但見司馬長血劍芒急吐,直襲雷小妹雙眼,而就在雷小妹仰頭挺身之際,司馬長血的寶劍已似閃電般地刺向雷小妹的小腹……
這是必殺絕技!
雷啞大叫了一聲!
他深知就算是自己也絕對躲不過這詭異一擊,小妹恐怕也不能!如果是那樣的話,自家小妹恐怕就兇多吉少了。
說時遲,那時快。雷小妹就似未卜先知般地忽然收腹大弓身,寶劍在司馬長血回劍之時已刺入了他的胸膛。
司馬長血回擊的寶劍終于震飛了雷小妹的劍,可他也踉踉蹌蹌地摔了出去。
司馬徒空一聲慘叫,越眾而出,一把抱起了父親。
五毒神君一躍向前,急點司馬長血胸前幾處大穴,又向他口內納入一粒救命藥丸,之后才仔細的查看起來,查看完畢后才說道:“多虧有老夫在場,否則劍主之命休矣!那個丫頭怎么會有那么高的武功?!老夫又走眼了……”
司馬徒空哭著嗓子問道:“神君,我父親怎樣?”
五毒神君道:“他被刺穿肺葉,恐怕得需要幾個月的時間才能復原。這一劍若是刺中心臟,老夫也救不了他。”
司馬徒空垂著淚把面色慘白的司馬長血抱了下去。
司馬長血此時不是不能說話,可他張了張嘴卻一個字都沒說出來。敗了,他竟然敗了,敗得如此突然,敗得如此莫名其妙,敗得那叫一個不甘,敗得居然無話可說!

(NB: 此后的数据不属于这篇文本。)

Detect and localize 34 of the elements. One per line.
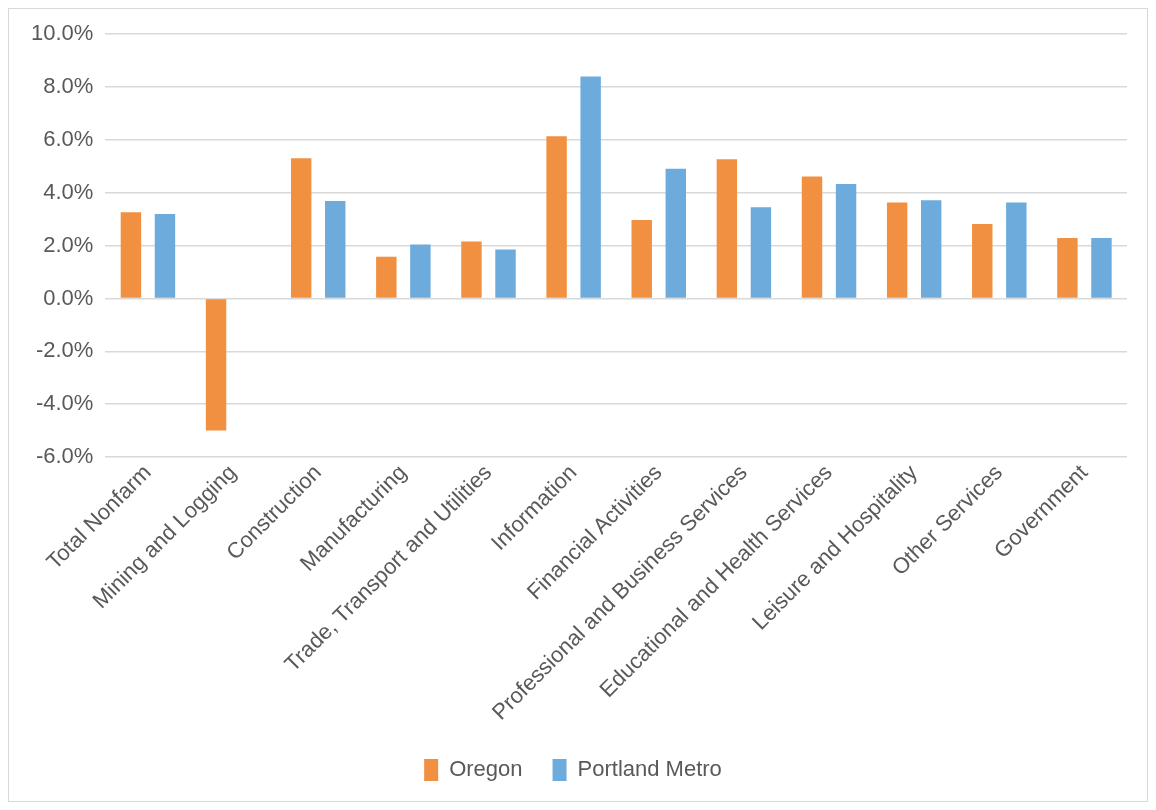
y-tick-label: -2.0% [35,337,94,363]
y-tick-label: 10.0% [30,20,94,46]
bar [1006,202,1027,298]
bar [205,299,227,431]
bar [154,213,176,298]
y-tick-label: 6.0% [43,125,94,151]
bar [290,158,312,298]
bar [325,200,346,298]
y-tick-label: 8.0% [43,73,94,99]
bar [1057,237,1078,298]
bar [120,212,142,298]
legend-label: Portland Metro [577,756,722,782]
bar [801,176,823,298]
bar [716,159,738,298]
legend-label: Oregon [449,756,523,782]
bar [835,184,857,298]
y-tick-label: 0.0% [43,284,94,310]
y-tick-label: -6.0% [35,443,94,469]
y-tick-label: 2.0% [43,231,94,257]
bar [1091,237,1112,298]
y-tick-label: 4.0% [43,178,94,204]
bar [665,168,686,298]
bar [376,256,397,298]
y-tick-label: -4.0% [35,390,94,416]
bar [631,219,652,298]
bar [920,200,942,298]
bar [972,223,993,298]
bar [410,244,431,298]
bar [580,76,601,298]
bar [546,136,567,298]
bar [886,202,908,298]
bar [495,249,516,298]
bar [750,207,772,298]
bar [461,241,482,298]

雷啞張大了嘴,一時間竟沒有合攏,他是真的沒看懂這到底是怎么回事。
雖然未能擊殺司馬長血,但畢竟贏了這場,雷小妹已經很知足了。她走到蕭飛逸身邊飄飄下拜道:“多謝蕭大哥的指點!”
蕭飛逸一把拉起雷小妹道:“其實你是憑自己的實力把他打敗的,就連我也不會像你把時機把握的那么好,也許只有你雷小妹才能使出那無畏生死玉石俱焚的一招!”